We Are Not 'At the Brink of World War III' — At Least Not Yet

AP Photo/Libkos

“We’re at the brink of World War III, just in case anybody doesn’t know it. As president, I will bring back peace through strength,” former President Donald Trump said at his 2024 kickoff rally in South Carolina on Saturday.

PJ Media’s own Rick Moran wrote up the initial report for you, quoting Trump reminding supporters that “Through weakness and incompetence, Joe Biden has brought us to the brink of World War III.”

I am here to politely but only partially disagree with the once (and future?) POTUS.

We are not on the brink of World War III. At least not yet. But we’re heading in that direction if Biden doesn’t give up the “weakness and incompetence” that have defined his foreign policy from Day One.

Biden is, exactly as Trump said, doing everything wrong.

I’ll pause here to note that Russian strongman Vladimir Putin did not invade Ukraine on Trump’s watch, even though Trump indulged in fewer foreign adventures than any president in at least 30 years. But: “If you move against Ukraine while I’m president,” Trump is said to have told the Russian leader, “I will hit Moscow.”

Deterrence works — and it’s exactly what Biden lacks.

Migrants picked up on this fact, gathering on our southern border in record numbers even before Biden’s inauguration, for the chance to become illegal immigrants who would likely never be removed.

Then there was the Afghanistan debacle, which showed to the world that Biden would not take care of our own people. Surely, Putin calculated that Biden would care even less about the people of Ukraine. And that’s exactly the message Biden sent in his own words. Instead of going Full Trump and threatening to level the Kremlin, wishy-washy Joe said, “I think what you’re going to see is that Russia will be held accountable if it invades. And it depends on what it does. It’s one thing if it’s a minor incursion and then we end up having a fight about what to do and not do, et cetera.”

Not exactly a line in the sand, was it? But deterrence had likely failed long before Biden’s anti-Churchill moment.

What got nerves fraying this weekend was a series of attacks on Iran. Somebody or somebodies hit various targets, perhaps not with much success, in a country already roiled by months of protests against the regime. Israel likely conducted at least three of the strikes. Interestingly, the short-range quadcopters they used would have had to have been launched and controlled from within Iran.

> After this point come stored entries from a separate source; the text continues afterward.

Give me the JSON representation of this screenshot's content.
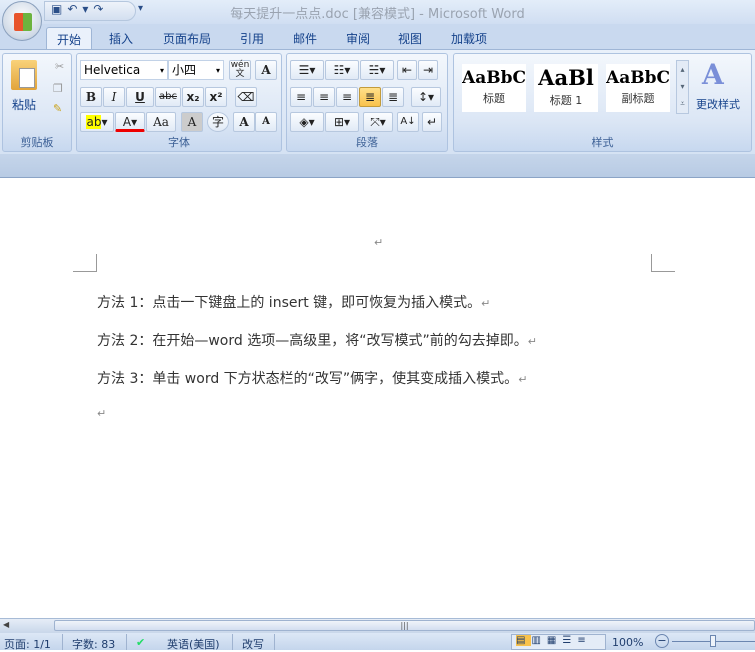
{
  "window": {
    "title": "每天提升一点点.doc [兼容模式] - Microsoft Word"
  },
  "qat": {
    "save": "save-icon",
    "undo": "undo-icon",
    "redo": "redo-icon",
    "customize": "▾"
  },
  "tabs": [
    "开始",
    "插入",
    "页面布局",
    "引用",
    "邮件",
    "审阅",
    "视图",
    "加载项"
  ],
  "ribbon": {
    "clipboard": {
      "paste": "粘贴",
      "label": "剪贴板"
    },
    "font": {
      "name": "Helvetica",
      "size": "小四",
      "bold": "B",
      "italic": "I",
      "underline": "U",
      "strike": "abc",
      "sub": "x₂",
      "sup": "x²",
      "change_case": "Aa",
      "grow": "A",
      "shrink": "A",
      "char_shading": "A",
      "enclose": "字",
      "phonetic": "wén 文",
      "border": "A",
      "label": "字体"
    },
    "paragraph": {
      "label": "段落"
    },
    "styles": {
      "items": [
        {
          "preview": "AaBbC",
          "name": "标题"
        },
        {
          "preview": "AaBl",
          "name": "标题 1"
        },
        {
          "preview": "AaBbC",
          "name": "副标题"
        }
      ],
      "change": "更改样式",
      "label": "样式"
    }
  },
  "document": {
    "paragraphs": [
      "方法 1：点击一下键盘上的 insert 键，即可恢复为插入模式。",
      "方法 2：在开始—word 选项—高级里，将“改写模式”前的勾去掉即。",
      "方法 3：单击 word 下方状态栏的“改写”俩字，使其变成插入模式。",
      ""
    ],
    "mark": "↵"
  },
  "status": {
    "page": "页面: 1/1",
    "words": "字数: 83",
    "language": "英语(美国)",
    "mode": "改写",
    "zoom": "100%"
  },
  "colors": {
    "accent": "#15428b",
    "ribbon": "#dbe6f5"
  }
}
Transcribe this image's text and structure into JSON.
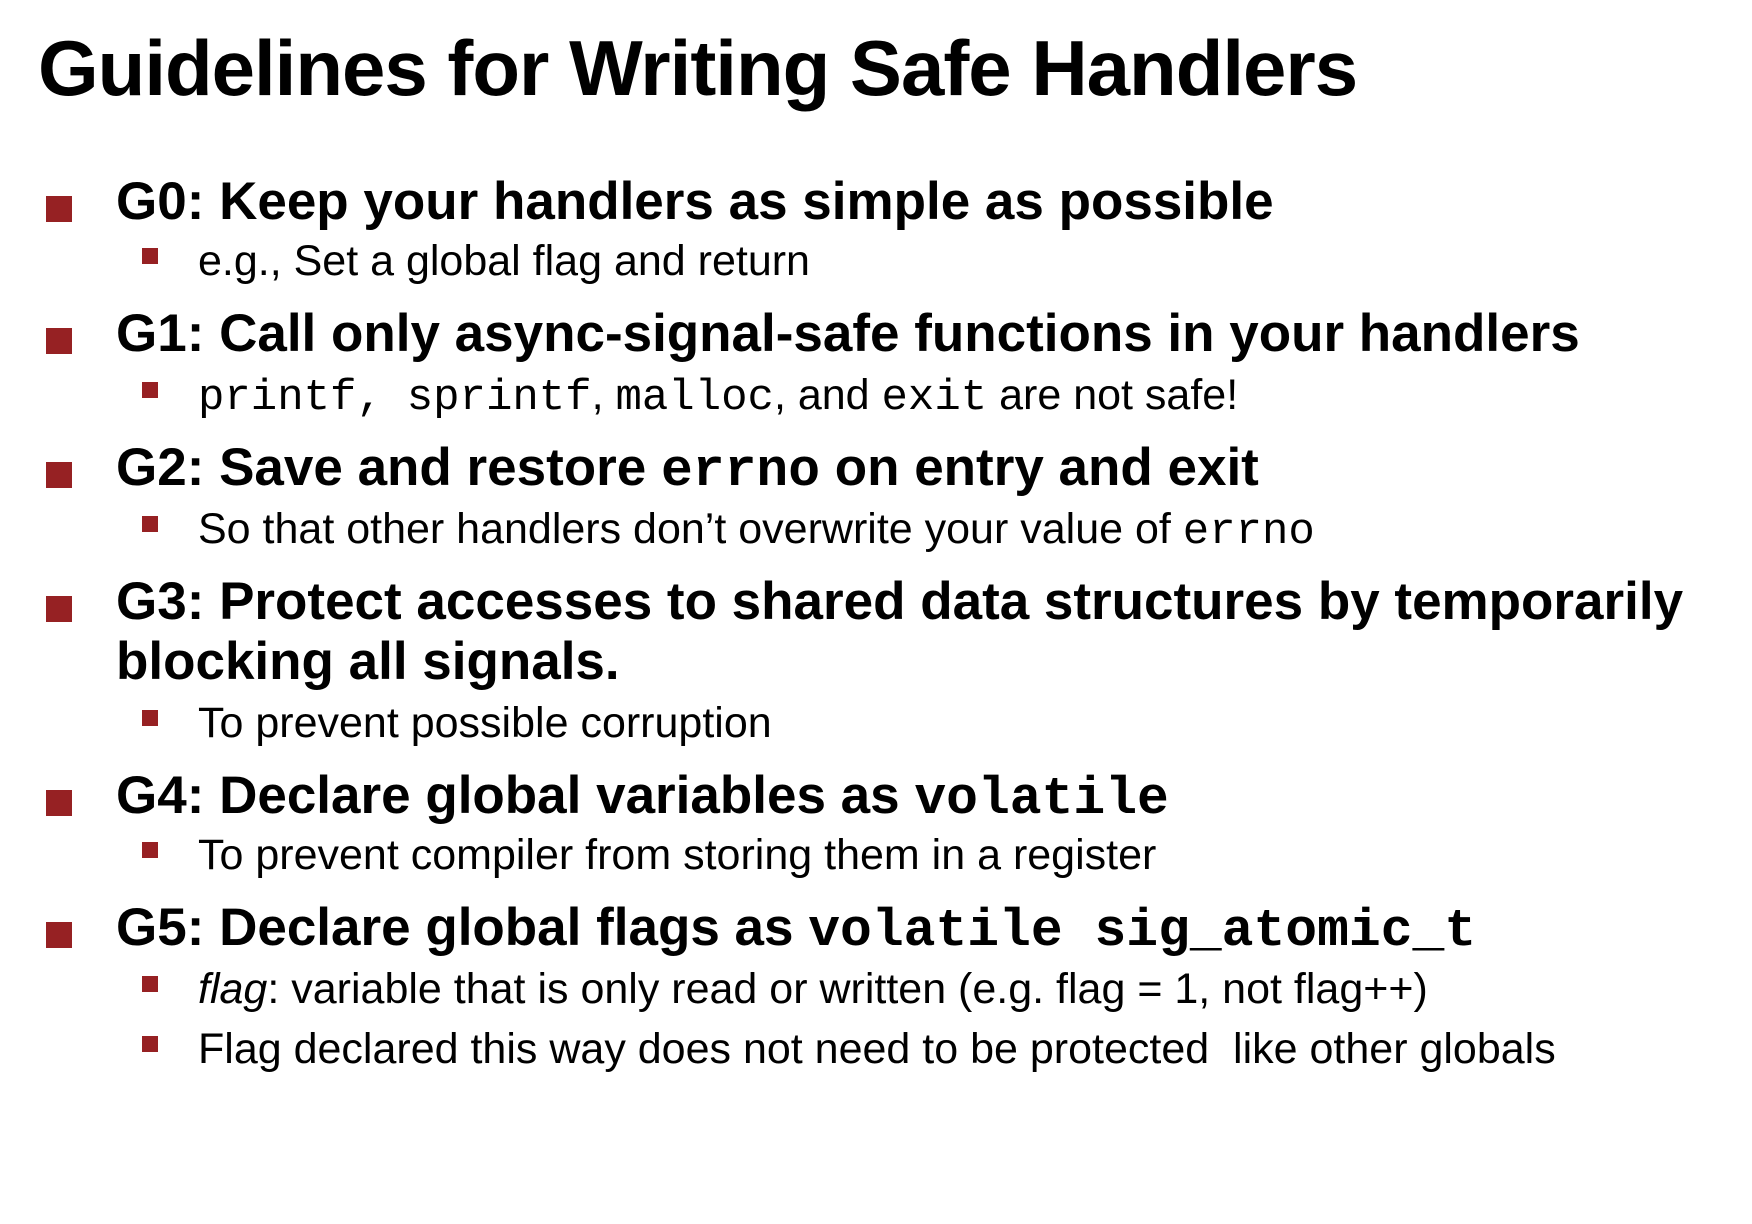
{
  "title": "Guidelines for Writing Safe Handlers",
  "accent_color": "#962123",
  "g0": {
    "heading": "G0: Keep your handlers as simple as possible",
    "sub1": "e.g., Set a global flag and return"
  },
  "g1": {
    "heading": "G1: Call only async-signal-safe functions in your handlers",
    "sub1": {
      "code1": "printf,",
      "code2": "sprintf",
      "sep1": ",",
      "code3": "malloc",
      "sep2": ", and",
      "code4": "exit",
      "tail": "are not safe!"
    }
  },
  "g2": {
    "heading_pre": "G2: Save and restore",
    "heading_code": "errno",
    "heading_post": "on entry and exit",
    "sub1_pre": "So that other handlers don’t overwrite your value of",
    "sub1_code": "errno"
  },
  "g3": {
    "heading_line1": "G3: Protect accesses to shared data structures by temporarily",
    "heading_line2": "blocking all signals.",
    "sub1": "To prevent possible corruption"
  },
  "g4": {
    "heading_pre": "G4: Declare global variables as",
    "heading_code": "volatile",
    "sub1": "To prevent compiler from storing them in a register"
  },
  "g5": {
    "heading_pre": "G5: Declare global flags as",
    "heading_code": "volatile sig_atomic_t",
    "sub1_ital": "flag",
    "sub1_rest": ": variable that is only read or written (e.g. flag = 1, not flag++)",
    "sub2": "Flag declared this way does not need to be protected  like other globals"
  }
}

Exclusively for our VIPs: A Most Unnecessary War

Here’s more on how complicated the situation is from the Wall Street Journal:

Russia and Israel have had a yearslong understanding that has allowed Israeli warplanes to repeatedly strike Iranian targets inside Syria, where Moscow provides air defenses for President Bashar al-Assad. Israel is worried that open support for Ukraine could imperil its ability to strike Iranian targets in Syria.

And yet … Russia is also the main sponsor of Syria’s long-embattled Assad regime engaged in a simmering terror campaign against Israel.

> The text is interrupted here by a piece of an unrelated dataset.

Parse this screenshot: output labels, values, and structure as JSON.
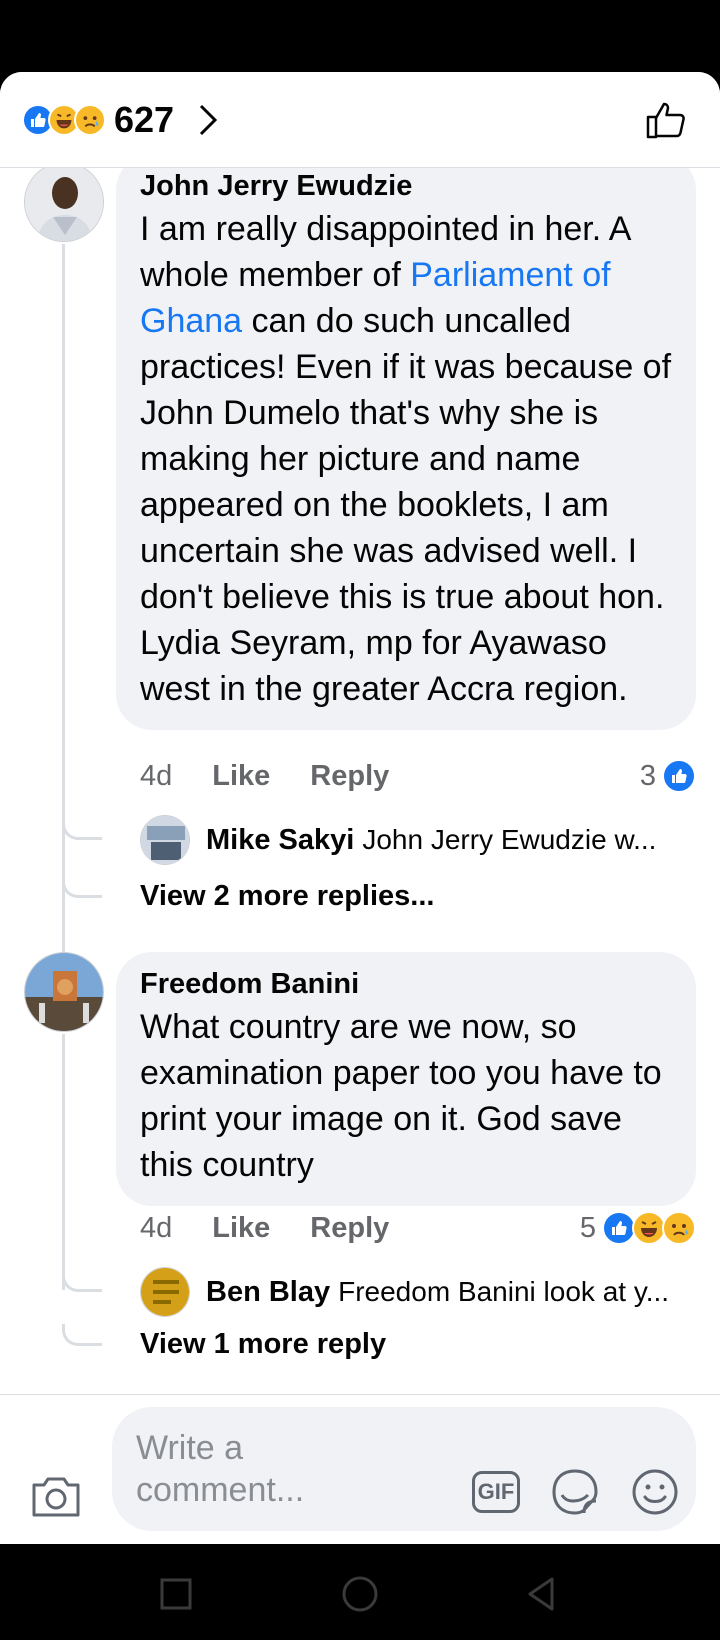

Old-school milblogger Laughing Wolf tweeted, “I’m increasingly reminded of 1914. The web of treaties, secret and open, alliances, etc.”

From World War I to World War III
Kaiser Wilhelm II planning with Hindenburg and Ludendorff. (Public domain.)

The 1914 analogy is far from exact. NATO is an open alliance, and for all its many apparent faults (cough, Germany, cough) is basically strong. Russia is a mess, and perhaps not as politically stable as it appears from the outside.

Weakness begets desperation, however, and that’s where things do resemble 1914.

Imperial Germany under Kaiser Wilhelm II had alienated most of Europe during his belligerent reign, and the result was a previously unthinkable Franco-Russo-British alliance. Caught in a trap of its own making, Germany found that it had to support its only remaining ally — hapless Austria-Hungary — no matter what.

That’s how a local Balkan crisis in 1914 spiraled into a war so devastating that the Continent remains culturally scarred by it to this day.

Putin is stuck in a war he has so far been unable to win or quit. The longer this drags on, the more likely it is that Putin will try something truly desperate, or that some other spark — perhaps in Iran, for example — will light an even bigger conflagration.

As I wrote for you last week, “The decision to send heavy armor should have been made in March of last year, when it was clear that Ukraine had a lot more fight in it than most anyone expected.”

From the start of Putin’s stupid war, Biden should have pursued a two-track strategy of arming Ukraine to the teeth (Track One) while using all means at his disposal to force a negotiated settlement (Track Two).

ASIDE: Yes, a negotiated settlement would require concessions from Kyiv, too. Sorry, Ukraine. Our national interests do align when it comes to Russian aggression — but they do not, repeat not, align perfectly.

Instead, Biden (and the rest of the West) has dithered endlessly on sending Ukraine the weapons needed to win, while doing basically nothing on the diplomatic front. Worse, Biden has escalated the stakes for Putin personally, by insisting on regime change that we can’t actually force and wouldn’t want to risk forcing even if we could.

So I wouldn’t say that we’re “at the brink of World War III,” but we’re one black-swan event away from being there.